Investor Claims Grow Over Non-Traded REIT

Non-traded real estate investment trusts (REITs) are bringing more bad news for David Lerner Associates. Last week, the Financial Industry Regulatory Authority (FINRA) ordered the firm to pay $12 million in restitution to clients who bought shares of Apple REIT 10. In addition, FINRA fined Lerner more than $2.3 million for charging unfair prices on municipal bonds and collateralized mortgage obligations.

David Lerner, the firm’s chief executive, was fined $250,000 and suspended from the securities industry for one year. Following the ban, he faces a two-year suspension from acting as a firm’s principal. Lerner’s head trader, William Mason, was fined $200,000 by FINRA and suspended from the securities industry for six months.

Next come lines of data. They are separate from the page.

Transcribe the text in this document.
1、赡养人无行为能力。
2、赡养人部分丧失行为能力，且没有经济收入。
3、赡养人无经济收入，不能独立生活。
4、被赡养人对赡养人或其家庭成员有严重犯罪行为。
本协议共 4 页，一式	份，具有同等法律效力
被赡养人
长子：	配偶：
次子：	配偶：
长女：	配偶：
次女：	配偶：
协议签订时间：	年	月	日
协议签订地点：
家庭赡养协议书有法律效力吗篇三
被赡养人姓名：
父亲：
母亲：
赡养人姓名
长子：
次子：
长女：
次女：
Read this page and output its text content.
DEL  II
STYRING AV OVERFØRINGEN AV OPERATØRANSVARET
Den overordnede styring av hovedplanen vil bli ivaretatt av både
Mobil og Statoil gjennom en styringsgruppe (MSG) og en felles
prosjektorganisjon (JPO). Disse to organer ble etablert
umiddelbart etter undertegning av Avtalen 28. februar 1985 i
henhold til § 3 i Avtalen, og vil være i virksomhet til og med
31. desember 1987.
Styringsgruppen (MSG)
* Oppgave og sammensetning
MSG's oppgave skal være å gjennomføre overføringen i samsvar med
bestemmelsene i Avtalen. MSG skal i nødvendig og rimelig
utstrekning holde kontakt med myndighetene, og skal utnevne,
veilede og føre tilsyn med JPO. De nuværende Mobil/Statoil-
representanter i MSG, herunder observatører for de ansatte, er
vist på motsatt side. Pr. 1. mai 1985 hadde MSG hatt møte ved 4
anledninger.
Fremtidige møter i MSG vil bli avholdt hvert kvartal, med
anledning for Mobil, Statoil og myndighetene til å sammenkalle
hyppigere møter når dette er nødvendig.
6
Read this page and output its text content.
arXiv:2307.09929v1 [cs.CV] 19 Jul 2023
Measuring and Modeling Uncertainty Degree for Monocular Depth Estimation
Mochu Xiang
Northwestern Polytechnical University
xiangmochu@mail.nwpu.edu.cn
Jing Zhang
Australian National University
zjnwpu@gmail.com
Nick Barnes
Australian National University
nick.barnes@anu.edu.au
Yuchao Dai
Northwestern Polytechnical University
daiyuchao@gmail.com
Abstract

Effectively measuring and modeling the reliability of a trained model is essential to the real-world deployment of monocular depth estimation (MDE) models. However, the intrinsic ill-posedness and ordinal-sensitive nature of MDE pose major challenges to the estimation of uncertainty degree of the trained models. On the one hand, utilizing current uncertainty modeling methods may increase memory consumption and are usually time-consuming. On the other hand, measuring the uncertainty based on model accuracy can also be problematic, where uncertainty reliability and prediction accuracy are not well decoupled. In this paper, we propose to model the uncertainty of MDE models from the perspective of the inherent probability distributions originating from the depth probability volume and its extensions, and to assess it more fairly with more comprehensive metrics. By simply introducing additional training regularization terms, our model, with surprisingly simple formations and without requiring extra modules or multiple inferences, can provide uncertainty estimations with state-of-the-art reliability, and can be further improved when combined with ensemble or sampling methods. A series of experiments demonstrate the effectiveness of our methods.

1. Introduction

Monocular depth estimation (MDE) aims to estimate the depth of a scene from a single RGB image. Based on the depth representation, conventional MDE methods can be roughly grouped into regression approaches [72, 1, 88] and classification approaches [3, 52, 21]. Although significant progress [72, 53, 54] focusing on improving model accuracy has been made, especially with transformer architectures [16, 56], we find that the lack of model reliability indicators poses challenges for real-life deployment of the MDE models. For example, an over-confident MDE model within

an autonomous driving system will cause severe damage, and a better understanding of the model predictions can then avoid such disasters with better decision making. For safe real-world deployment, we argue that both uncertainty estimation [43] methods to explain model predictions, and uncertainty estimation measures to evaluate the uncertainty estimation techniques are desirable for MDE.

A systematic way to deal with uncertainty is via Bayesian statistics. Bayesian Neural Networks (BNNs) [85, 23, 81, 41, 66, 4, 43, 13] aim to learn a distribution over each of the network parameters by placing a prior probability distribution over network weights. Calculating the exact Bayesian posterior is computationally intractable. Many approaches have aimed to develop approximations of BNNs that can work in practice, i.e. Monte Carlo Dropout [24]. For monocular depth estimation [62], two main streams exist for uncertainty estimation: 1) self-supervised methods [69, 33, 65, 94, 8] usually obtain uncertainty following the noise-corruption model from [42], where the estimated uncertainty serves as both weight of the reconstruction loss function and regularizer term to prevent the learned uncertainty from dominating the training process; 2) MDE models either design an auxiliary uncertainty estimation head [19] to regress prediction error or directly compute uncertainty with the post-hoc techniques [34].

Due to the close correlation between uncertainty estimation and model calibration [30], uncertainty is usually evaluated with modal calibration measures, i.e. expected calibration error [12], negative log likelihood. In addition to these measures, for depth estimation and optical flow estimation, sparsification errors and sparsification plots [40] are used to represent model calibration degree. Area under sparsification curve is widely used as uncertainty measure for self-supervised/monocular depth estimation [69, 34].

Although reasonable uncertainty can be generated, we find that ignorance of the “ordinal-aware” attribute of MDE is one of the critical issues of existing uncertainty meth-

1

“David Lerner and his firm targeted unsophisticated and elderly customers, grossly failing to comply with basic standards of suitability in selling Apple REIT 10 to thousands of customers,” said Brad Bennett, FINRA’s chief of enforcement, in a statement about Lerner.

More than regulatory problems, however, David Lerner Associates faces a slew of investor arbitration complaints from clients who bought certain REITs from the company.

Lerner was the sole distributor of Apple REITs. According to FINRA, Lerner solicited thousands of customers and, specifically, targeted unsophisticated investors and the elderly without performing adequate due diligence to determine whether the REITs were suitable investments.

To sell the Apple REIT 10, FINRA says that Lerner used misleading marketing tactics that promised 7% to 8% annual returns. What the firm reportedly did not disclose was that income from the REIT was insufficient to keep paying out distributions without taking on significant amounts of debt.

Between January and December 2011, Lerner allegedly recommended and sold more than $442 million of Apple REIT 10 to investors.